In naher Zukunft könnte es somit zu einem ersten Gesicht-zu-Gesicht-Gespräch zwischen Trump und Putin kommen, um über einen möglichen Ausweg aus der russischen Aggression in der Ukraine zu beraten. Beide Nationen haben verlautbart, dass die Übereinkunft über einen solchen Gipfel an Dringlichkeit gewonnen hat, auch wenn konkrete Details zu Zeit und Ort noch ausstehen.

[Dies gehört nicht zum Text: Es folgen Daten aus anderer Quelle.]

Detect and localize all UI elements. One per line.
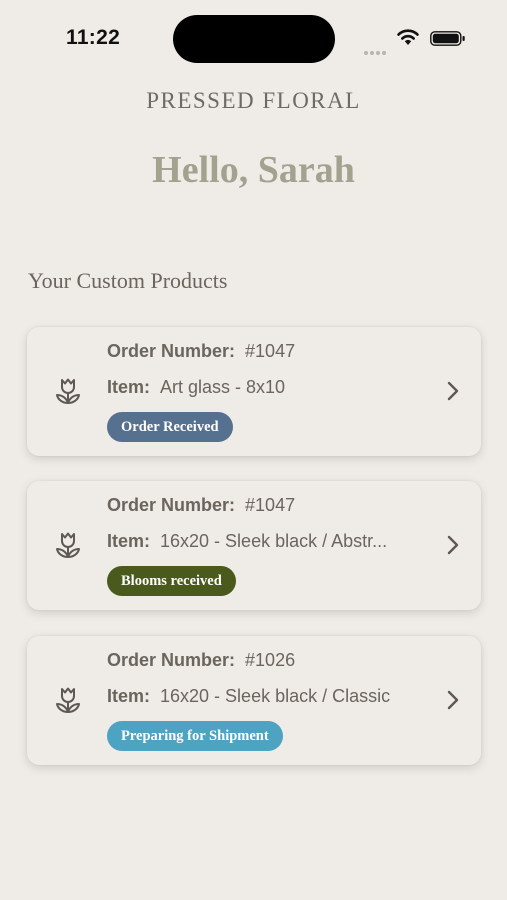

Spannend bleibt die Frage, wie der US-Präsident mit seiner gesetzten Frist in Bezug auf Sanktionen gegen Russlands Handelspartner verfahren wird. Die Deadline, die er am 29. Juli eingeleitet hatte, sieht vor, dass innerhalb von zehn Tagen ein Waffenstillstand zwischen Russland und der Ukraine etabliert wird, anderenfalls droht Trump mit Handelshemmnissen. Erste wirtschaftliche Maßnahmen zeichnen sich bereits ab, da gegenüber Indien erhöhte Zölle angekündigt wurden.
An dem Ultimatum will Trump vorerst festhalten, wie er jüngst bestätigte. Doch bleibt Raum für Bewegung, denn letztlich hängt alles, wie der Präsident betont, von den Reaktionen und Positionen Putins ab. Die geschichtsträchtige Begegnung hätte das Potenzial, erstmals seit dem Sommer 2021 wieder ein Zeichen der Annäherung zu setzen. Dieses Privileg hatte zuletzt der ehemalige US-Präsident Joe Biden, der damals in Genf das Gespräch mit Putin suchte.